A practice begun by John Hilton, chief of surgery at Guys Hospital in London, espoused that after major surgery a patient should rest until all the pain has abated so that the body would “heal itself”. This philosophy soon entered the field of cardiology. Heart attack victims were put to bed and assigned to the invalid category. This became popular until 1951 when Dr. Sam Levine in Boston, Massachusetts espoused the philosophy of getting patients up early, leading to fewer complications. To support his recommendation, Dr. Levine suggested that muscle wasting and increasing body fat were a product of long bed rest, with bone softening, the loss of joint mobility and the loss of bone calcium and its many subsequent side effects. Then you enjoy maintaining that the benefits of early mobilization (exercise) resulted in increased cardiac output and stroke volume, increasing total blood volume, decreased resting heart rate, decreased hypertension, increased oxygen capacity, better wound healing, less postural hypotension and strangest of all, an increase in the exercise capacity by 20 to 30%. Perhaps the best result of this philosophy was the opening of the first cardiac rehab center in Montréal Canada. After careful evaluation of patients recovering from myocardial infarction, they were begun on a progressive exercise program initially starting with walking, then jogging, and later running. All patients were exercised to the point of symptoms. Eight patients wished to demonstrate the effect of cardiac rehabilitation by participating in competition. In 1960, after a thorough metabolic evaluation, all eight were cleared for competition. All eight entered, and finished the Boston Marathon.

To be sure, one should have a thorough history, physical and evaluation of disease related systems, including an evaluation of reserves. Everyone can do some exercise, even if only stretching exercises or walking.
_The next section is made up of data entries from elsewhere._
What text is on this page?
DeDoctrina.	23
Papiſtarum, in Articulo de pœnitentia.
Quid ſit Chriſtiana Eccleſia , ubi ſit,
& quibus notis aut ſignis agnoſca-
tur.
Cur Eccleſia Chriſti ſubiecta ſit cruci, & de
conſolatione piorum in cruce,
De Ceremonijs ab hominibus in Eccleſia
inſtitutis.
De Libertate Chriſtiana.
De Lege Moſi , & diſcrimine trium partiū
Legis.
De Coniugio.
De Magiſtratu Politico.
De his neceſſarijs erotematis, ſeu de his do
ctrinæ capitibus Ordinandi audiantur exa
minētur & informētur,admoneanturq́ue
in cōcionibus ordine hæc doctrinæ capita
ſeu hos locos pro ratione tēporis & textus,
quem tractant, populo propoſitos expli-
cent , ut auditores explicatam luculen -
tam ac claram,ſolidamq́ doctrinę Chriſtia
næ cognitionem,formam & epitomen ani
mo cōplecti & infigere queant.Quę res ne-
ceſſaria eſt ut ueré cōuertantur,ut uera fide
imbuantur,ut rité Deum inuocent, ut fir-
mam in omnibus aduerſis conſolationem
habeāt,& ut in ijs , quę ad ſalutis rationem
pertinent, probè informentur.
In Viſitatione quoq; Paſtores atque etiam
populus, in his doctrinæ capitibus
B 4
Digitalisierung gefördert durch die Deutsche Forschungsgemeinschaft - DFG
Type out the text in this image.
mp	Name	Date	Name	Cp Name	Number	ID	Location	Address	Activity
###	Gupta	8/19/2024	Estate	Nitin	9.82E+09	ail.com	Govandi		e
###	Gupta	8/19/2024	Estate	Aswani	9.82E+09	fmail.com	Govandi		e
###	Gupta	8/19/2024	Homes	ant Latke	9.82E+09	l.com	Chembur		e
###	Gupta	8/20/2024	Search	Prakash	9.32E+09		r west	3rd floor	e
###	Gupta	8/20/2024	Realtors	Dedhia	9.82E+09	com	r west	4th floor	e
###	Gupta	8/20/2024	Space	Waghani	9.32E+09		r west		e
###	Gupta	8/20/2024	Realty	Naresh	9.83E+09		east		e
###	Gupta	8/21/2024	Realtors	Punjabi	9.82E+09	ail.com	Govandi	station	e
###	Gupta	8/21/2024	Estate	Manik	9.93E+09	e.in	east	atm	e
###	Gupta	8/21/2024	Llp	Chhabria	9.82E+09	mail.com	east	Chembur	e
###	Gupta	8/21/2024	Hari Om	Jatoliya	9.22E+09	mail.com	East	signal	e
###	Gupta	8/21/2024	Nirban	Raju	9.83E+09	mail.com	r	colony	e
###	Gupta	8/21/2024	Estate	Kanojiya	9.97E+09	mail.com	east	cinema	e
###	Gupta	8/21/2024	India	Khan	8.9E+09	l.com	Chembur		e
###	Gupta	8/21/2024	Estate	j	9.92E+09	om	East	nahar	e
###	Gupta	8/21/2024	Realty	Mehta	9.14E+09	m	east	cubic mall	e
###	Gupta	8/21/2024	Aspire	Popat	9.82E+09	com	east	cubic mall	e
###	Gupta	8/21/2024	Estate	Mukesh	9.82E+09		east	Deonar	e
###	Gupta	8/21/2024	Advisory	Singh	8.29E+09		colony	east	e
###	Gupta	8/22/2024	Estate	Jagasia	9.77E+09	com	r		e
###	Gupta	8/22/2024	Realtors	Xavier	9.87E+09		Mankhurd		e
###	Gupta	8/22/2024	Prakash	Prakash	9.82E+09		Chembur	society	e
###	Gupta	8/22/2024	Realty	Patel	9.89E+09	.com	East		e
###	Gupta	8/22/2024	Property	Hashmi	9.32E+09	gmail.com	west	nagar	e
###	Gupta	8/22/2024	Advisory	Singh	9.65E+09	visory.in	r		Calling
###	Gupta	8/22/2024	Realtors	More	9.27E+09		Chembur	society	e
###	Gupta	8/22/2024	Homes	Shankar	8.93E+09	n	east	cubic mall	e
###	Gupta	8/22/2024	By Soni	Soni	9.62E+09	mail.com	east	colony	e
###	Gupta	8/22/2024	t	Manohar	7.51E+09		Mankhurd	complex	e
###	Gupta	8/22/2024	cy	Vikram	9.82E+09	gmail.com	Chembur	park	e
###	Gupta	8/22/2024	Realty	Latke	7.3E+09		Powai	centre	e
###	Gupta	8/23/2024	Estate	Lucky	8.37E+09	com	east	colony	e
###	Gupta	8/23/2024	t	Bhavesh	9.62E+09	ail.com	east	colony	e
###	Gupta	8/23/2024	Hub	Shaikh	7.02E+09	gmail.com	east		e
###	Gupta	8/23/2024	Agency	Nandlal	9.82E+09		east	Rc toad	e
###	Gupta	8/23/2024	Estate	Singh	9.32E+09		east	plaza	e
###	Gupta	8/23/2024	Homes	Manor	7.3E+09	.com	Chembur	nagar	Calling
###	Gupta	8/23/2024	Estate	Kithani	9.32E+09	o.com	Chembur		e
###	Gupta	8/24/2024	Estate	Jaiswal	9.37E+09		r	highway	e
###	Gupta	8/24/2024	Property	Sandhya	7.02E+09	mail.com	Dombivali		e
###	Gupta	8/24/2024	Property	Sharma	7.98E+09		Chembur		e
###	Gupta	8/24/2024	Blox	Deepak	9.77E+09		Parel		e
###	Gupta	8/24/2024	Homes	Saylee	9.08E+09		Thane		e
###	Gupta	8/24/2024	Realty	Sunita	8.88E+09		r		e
As to the specifics of exercise, this should be determined by the examining physician and an exercise physiologist or personal trainer. Exercise should consist of two phases, anaerobic strengthening exercises, and aerobic cardiovascular exercise. Aerobic exercise is any activity involving large muscle groups, done for an extended period of time. Aerobic exercise can be done for weight loss but also provides cardiovascular benefits. Examples of aerobic exercise include walking, biking, jogging, swimming, aerobics classes and cross-country skiing. Anaerobic exercise usually refers to resistance training. Anaerobic exercise is done primarily to increase muscle mass. Weight training is a form of anaerobic exercise. The anaerobic phase of exercise is devoted to maintaining muscle strength and balance to prevent falls. In our later years fractures from falls are infinitely more devastating than one would expect. Approximately one third of patients who survive corrective hip surgery require nursing home care for the remainder of their life. Approximately 50% of patients without appropriate treatment of osteoporosis (thinning of the bones) will experience a fracture during their lifetime.

An article approximately 10 to 15 years ago in the New England Journal of medicine, suggested that for every three years of regular cardiovascular exercise (30 minutes of aerobic exercise three times a week) one would probably gain approximately 1 year of lifespan.